Rhinos, Tigers and now Bears!

“Wild” may not be the way most JMP User Conference attendees described their time on the SAS Campus last week. I’m guessing “educational,” “eye-opening” and even “fun” would be better descriptors for most of the folks who attended the conference and/or the classes around it. But my week had a decidedly wild side to it.

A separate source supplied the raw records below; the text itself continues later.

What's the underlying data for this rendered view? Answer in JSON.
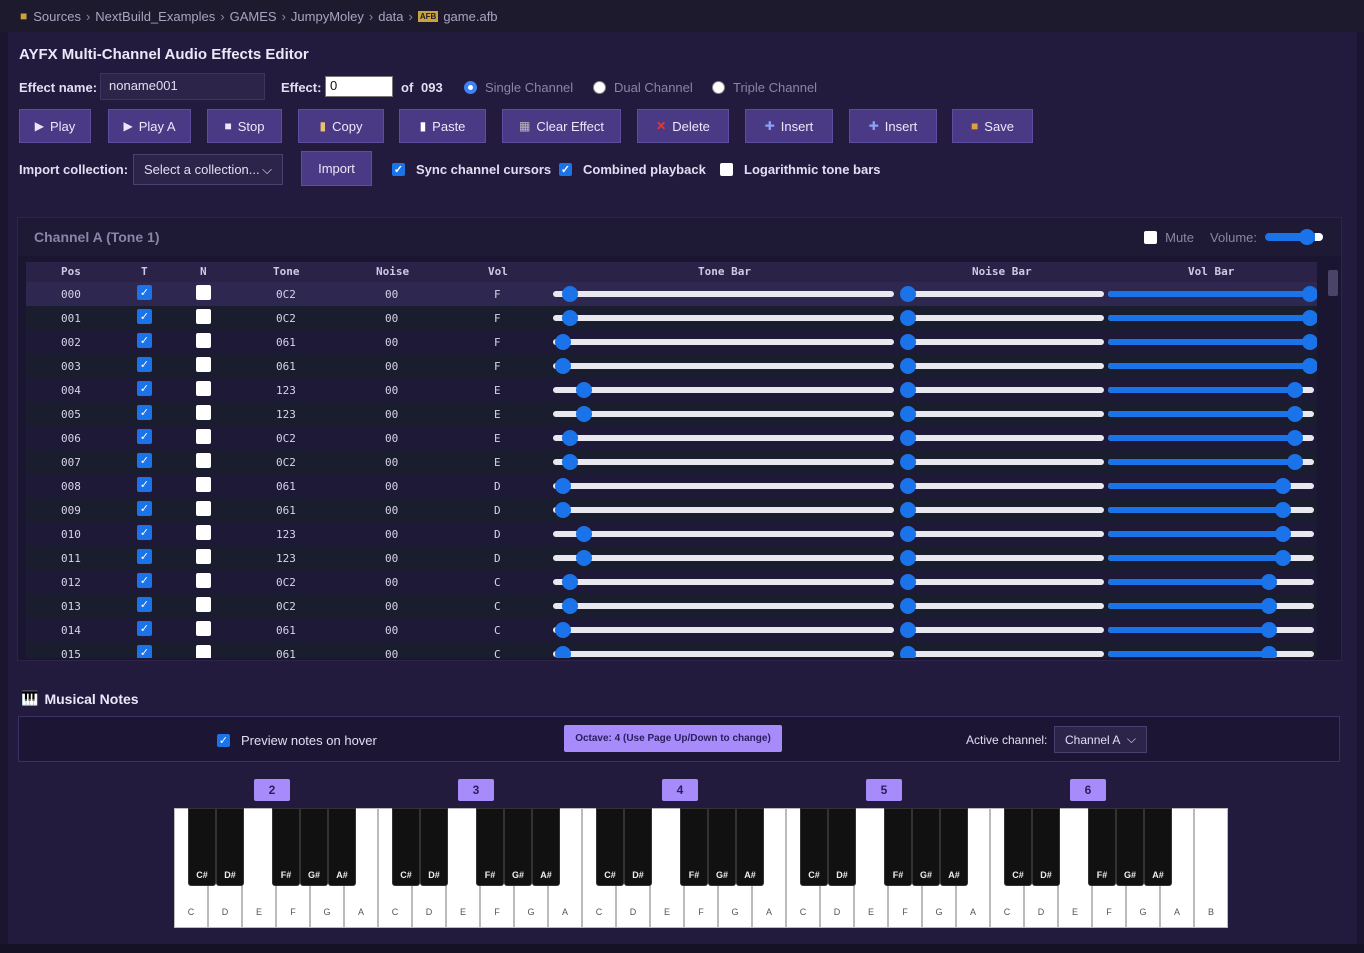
{
  "breadcrumb": [
    "Sources",
    "NextBuild_Examples",
    "GAMES",
    "JumpyMoley",
    "data",
    "game.afb"
  ],
  "file_badge": "AFB",
  "title": "AYFX Multi-Channel Audio Effects Editor",
  "effect_name_label": "Effect name:",
  "effect_name_value": "noname001",
  "effect_label": "Effect:",
  "effect_value": "0",
  "of_label": "of",
  "effect_count": "093",
  "modes": [
    "Single Channel",
    "Dual Channel",
    "Triple Channel"
  ],
  "toolbar": {
    "play": "Play",
    "play_a": "Play A",
    "stop": "Stop",
    "copy": "Copy",
    "paste": "Paste",
    "clear": "Clear Effect",
    "delete": "Delete",
    "insert1": "Insert",
    "insert2": "Insert",
    "save": "Save"
  },
  "import_label": "Import collection:",
  "import_select": "Select a collection...",
  "import_button": "Import",
  "options": {
    "sync": "Sync channel cursors",
    "combined": "Combined playback",
    "log": "Logarithmic tone bars"
  },
  "channel": {
    "title": "Channel A (Tone 1)",
    "mute": "Mute",
    "volume": "Volume:"
  },
  "columns": [
    "Pos",
    "T",
    "N",
    "Tone",
    "Noise",
    "Vol",
    "Tone Bar",
    "Noise Bar",
    "Vol Bar"
  ],
  "rows": [
    {
      "pos": "000",
      "t": true,
      "n": false,
      "tone": "0C2",
      "noise": "00",
      "vol": "F"
    },
    {
      "pos": "001",
      "t": true,
      "n": false,
      "tone": "0C2",
      "noise": "00",
      "vol": "F"
    },
    {
      "pos": "002",
      "t": true,
      "n": false,
      "tone": "061",
      "noise": "00",
      "vol": "F"
    },
    {
      "pos": "003",
      "t": true,
      "n": false,
      "tone": "061",
      "noise": "00",
      "vol": "F"
    },
    {
      "pos": "004",
      "t": true,
      "n": false,
      "tone": "123",
      "noise": "00",
      "vol": "E"
    },
    {
      "pos": "005",
      "t": true,
      "n": false,
      "tone": "123",
      "noise": "00",
      "vol": "E"
    },
    {
      "pos": "006",
      "t": true,
      "n": false,
      "tone": "0C2",
      "noise": "00",
      "vol": "E"
    },
    {
      "pos": "007",
      "t": true,
      "n": false,
      "tone": "0C2",
      "noise": "00",
      "vol": "E"
    },
    {
      "pos": "008",
      "t": true,
      "n": false,
      "tone": "061",
      "noise": "00",
      "vol": "D"
    },
    {
      "pos": "009",
      "t": true,
      "n": false,
      "tone": "061",
      "noise": "00",
      "vol": "D"
    },
    {
      "pos": "010",
      "t": true,
      "n": false,
      "tone": "123",
      "noise": "00",
      "vol": "D"
    },
    {
      "pos": "011",
      "t": true,
      "n": false,
      "tone": "123",
      "noise": "00",
      "vol": "D"
    },
    {
      "pos": "012",
      "t": true,
      "n": false,
      "tone": "0C2",
      "noise": "00",
      "vol": "C"
    },
    {
      "pos": "013",
      "t": true,
      "n": false,
      "tone": "0C2",
      "noise": "00",
      "vol": "C"
    },
    {
      "pos": "014",
      "t": true,
      "n": false,
      "tone": "061",
      "noise": "00",
      "vol": "C"
    },
    {
      "pos": "015",
      "t": true,
      "n": false,
      "tone": "061",
      "noise": "00",
      "vol": "C"
    }
  ],
  "notes": {
    "title": "Musical Notes",
    "preview": "Preview notes on hover",
    "octave": "Octave: 4 (Use Page Up/Down to change)",
    "active_label": "Active channel:",
    "active_value": "Channel A",
    "octave_labels": [
      "2",
      "3",
      "4",
      "5",
      "6"
    ],
    "white_keys": [
      "C",
      "D",
      "E",
      "F",
      "G",
      "A",
      "B"
    ],
    "black_keys": [
      "C#",
      "D#",
      "F#",
      "G#",
      "A#"
    ],
    "last_key": "B"
  },
  "colors": {
    "accent": "#1a73e8",
    "button": "#4a3a86",
    "octave": "#a78bfa",
    "delete": "#e53935"
  },
  "icons": {
    "folder": "folder-icon",
    "piano": "piano-icon",
    "play": "play-icon",
    "stop": "stop-icon",
    "copy": "clipboard-icon",
    "paste": "paste-icon",
    "clear": "clear-icon",
    "delete": "x-icon",
    "insert": "plus-icon",
    "save": "box-icon"
  }
}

I had the pleasure of spending significant time with keynote speakers Zoe Jewell and Sky Alibhai, the husband-and-wife wildlife biologist team that founded WildTrack. If you attended the conference, you know that they use JMP to monitor endangered species via a footprint identification technique that marries high-tech solutions such as JMP with the ancient art of animal print identification. Their work has been integral to a variety of conservation projects, the most recent of which is with polar bears. Here’s their story.


In a nutshell, the goal of their work is to help conservation organizations and government agencies around the world protect endangered species in a non-invasive, cost-effective and sustainable way.


As a JMP employee who concentrates on our communications efforts, my goal last week was to help Sky and Zoe spread the word about this very cool work. In addition to local press like UNC-TV and the conference itself, InformationWeek interviewed the couple as well. I’ll be watching to see what kind of story they run.


I also had the pleasure of helping Sky and Zoe connect with some North Carolina research opportunities. Let’s just say that they’ll soon be analyzing animal footprints sent to them from their new friends at the North Carolina Zoo, Carnivore Preservation Trust and North Carolina State University. Perhaps I’ll soon have the pleasure of writing those stories for you. Watch our Customer Stories pages.


27JUL07 - Post updated to include link to InformationWeek article about WildTrack and their use of JMP in studying Polar Bear populations.